Tout ne se passa pas selon ses goûts. A Rimini (359) où Libère n'avait pas été invité, 400 évêques renouvelèrent la condamnation d'Arius et envoyèrent des légats à l'empereur. Ils ne furent pas reçus, mais dûment chapitrés : on les pria de signer une formule mutilée qui n'enseignait plus qu'une « ressemblance du Père et du Fils selon les Ecritures ». C'était souscrire à un arianisme de fait, cette similitude entre le Père et le Fils pouvant s'entendre seulement au sens moral.
Après avoir résisté, l'assemblée de Rimini faiblit : tous cédèrent. La capitulation de l'Occident entraîna la soumission des évêques réunis à Séleucie. En 360, Constance imposa son nouveau Credo à l'ensemble de l'épiscopat, sous peine de bannissement.

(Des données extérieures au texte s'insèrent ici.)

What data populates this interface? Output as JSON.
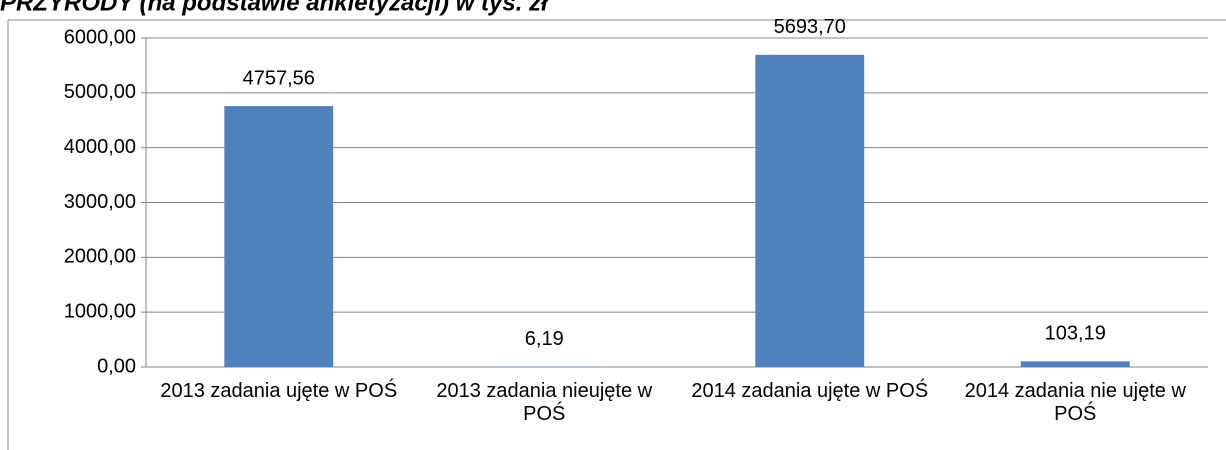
{
  "chart_data": {
    "type": "bar",
    "title": "PRZYRODY (na podstawie ankietyzacji) w tys. zł",
    "categories": [
      "2013 zadania ujęte w POŚ",
      "2013 zadania nieujęte w POŚ",
      "2014 zadania ujęte w POŚ",
      "2014 zadania nie ujęte w POŚ"
    ],
    "values": [
      4757.56,
      6.19,
      5693.7,
      103.19
    ],
    "value_labels": [
      "4757,56",
      "6,19",
      "5693,70",
      "103,19"
    ],
    "color": "#4f81bd",
    "ylim": [
      0,
      6000
    ],
    "yticks": [
      {
        "value": 0,
        "label": "0,00"
      },
      {
        "value": 1000,
        "label": "1000,00"
      },
      {
        "value": 2000,
        "label": "2000,00"
      },
      {
        "value": 3000,
        "label": "3000,00"
      },
      {
        "value": 4000,
        "label": "4000,00"
      },
      {
        "value": 5000,
        "label": "5000,00"
      },
      {
        "value": 6000,
        "label": "6000,00"
      }
    ],
    "grid": true
  }
}
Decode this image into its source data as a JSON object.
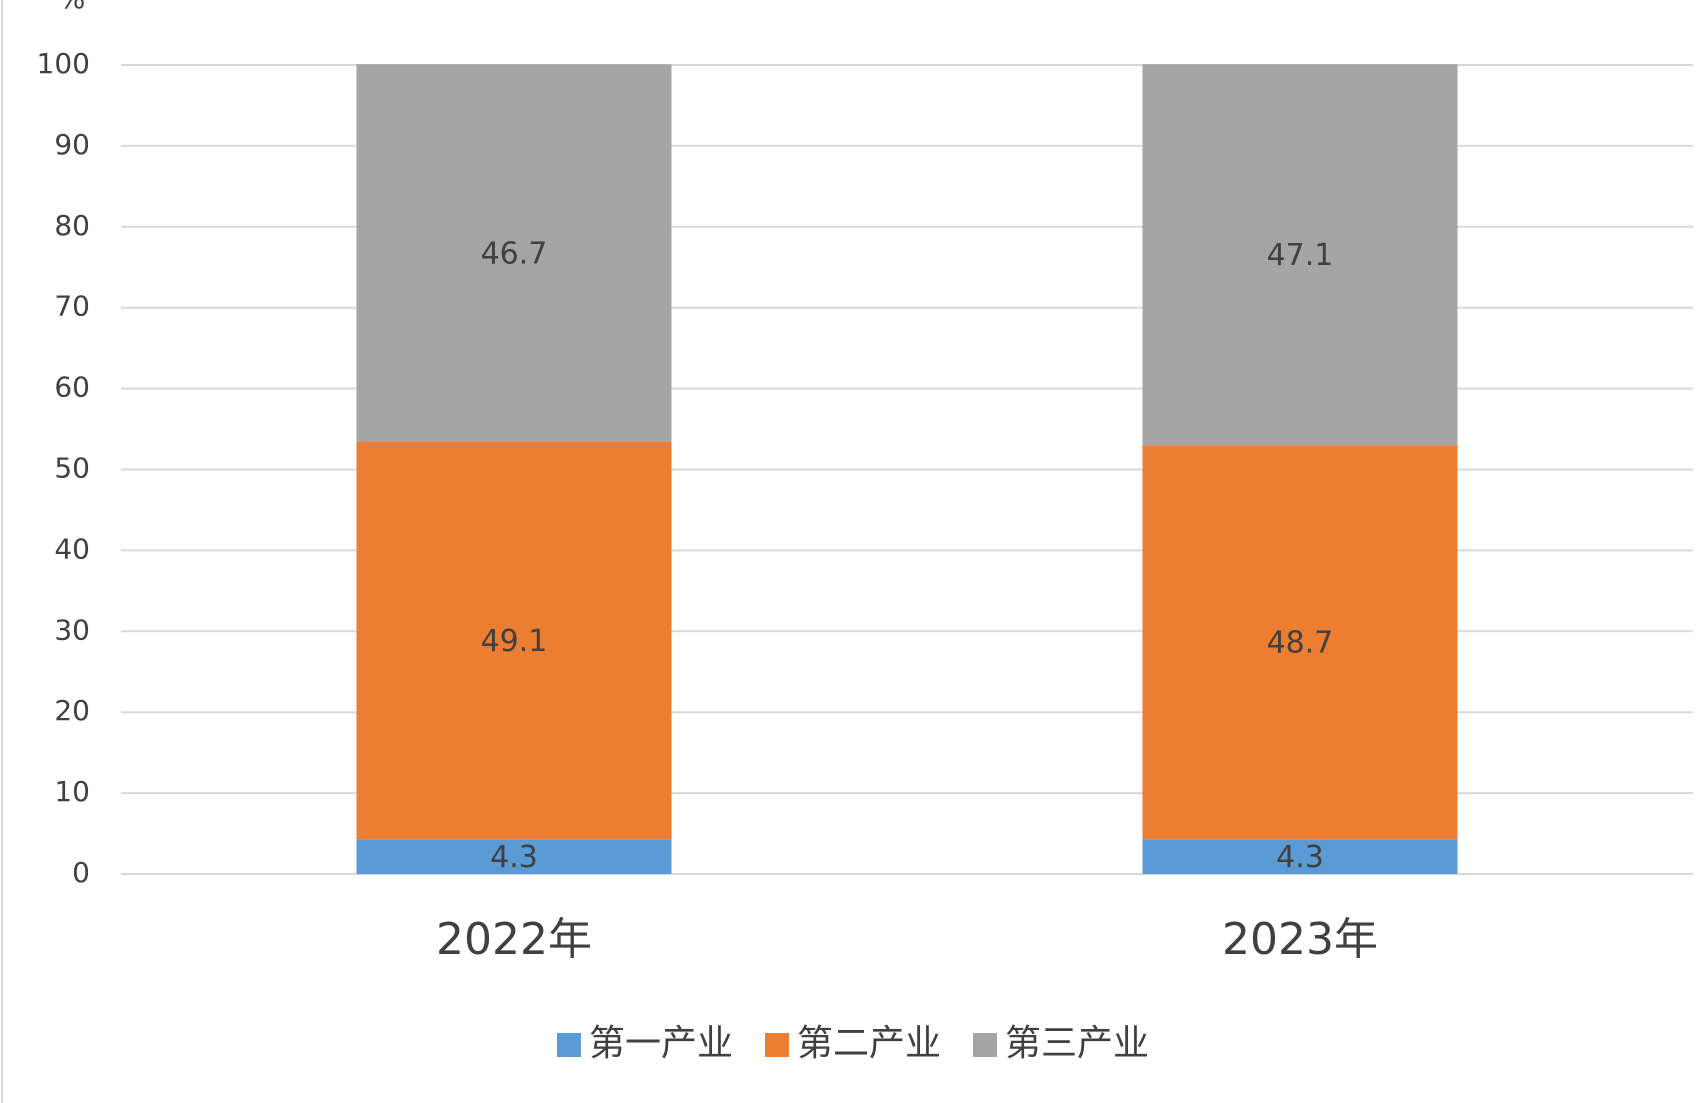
{
  "chart_data": {
    "type": "stacked_bar",
    "y_axis_label": "%",
    "categories": [
      "2022年",
      "2023年"
    ],
    "series": [
      {
        "name": "第一产业",
        "color": "#5b9bd5",
        "values": [
          4.3,
          4.3
        ]
      },
      {
        "name": "第二产业",
        "color": "#ed7d31",
        "values": [
          49.1,
          48.7
        ]
      },
      {
        "name": "第三产业",
        "color": "#a5a5a5",
        "values": [
          46.7,
          47.1
        ]
      }
    ],
    "ylim": [
      0,
      100
    ],
    "yticks": [
      0,
      10,
      20,
      30,
      40,
      50,
      60,
      70,
      80,
      90,
      100
    ],
    "grid": true,
    "legend": "bottom"
  }
}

A cette nouvelle, saint Jérôme gémit : « L'univers s'étonna d'être arien ». Hilaire accable d'invectives ses confrères : « Un chien de garde aboie au moindre flair, s'élance au premier soupçon. Vous, vous entendez dire que le Christ, le vrai fils de Dieu n'est pas Dieu; votre silence est une adhésion à ce blasphème, et vous vous taisez ! » (Frag. hist. 10, 3).
Le triomphe de l'orthodoxie.
Victoire éphémère, car victoire extorquée par la ruse et la pression et qui condamnait les ariens. Meilleurs politiques que théologiens, ils traînaient derrière eux, comme un boulet, des formules de compromis. Leurs variations assuraient tôt ou tard le triomphe de l'orthodoxie.
Dès la fin de 360, un an avant la mort de Constance, un signe encourageant venait des Gaules : le synode de Lutèce se prononçait pour le consubstantiel et rétractait les signatures de Rimini. A son tour, le concile d'Alexandrie (362), dirigé par Athanase, confirmait le consubstantiel nicéen, tout en œuvrant pour la réconciliation. D'autres synodes travaillaient en ce sens. Progressivement, les homéousiens se soumirent à Libère, et malgré les mesures persécutrices de l'empereur Valens (364-378), l'hérésie perdait du terrain. Deux foyers principaux furent plus lents à réduire en Occident : Milan avec son évêque Auxence et l'Illyrie qui avait été un fief de l'arianisme et d'où celui-ci passa chez les Goths et dans les tribus germaniques. Le second concile de Constantinople (381), sanctionnait la foi de Nicée.
La politique de conciliation et d'éducation des esprits porta ses fruits; c'était sur ce terrain qu'il fallait envisager un progrès, le différent étant d'ordre doctrinal. L'arianisme fut en effet un schisme lexicologique, car on ne s'entendait pas sur le sens des mots « personne », « substance », « hypostase ». Les traités théologiques d'Athanase et d'Hilaire, l'apport spéculatif des Pères Cappadociens contribuèrent à clarifier les concepts, permettant de penser correctement le mystère de la Trinité. « Une ousia, trois hypostases » devint la formule orientale, « Une substance, trois personnes », celle de l'Occident. La fusion des formules se fit par équivalence de signification.
L'effort pour venir à bout de ces difficultés dura 60 ans. Effort intellectuel et ténacité qui font honneur à l'Eglise. Dans ce combat elle avait défendu sa vie en défendant sa foi.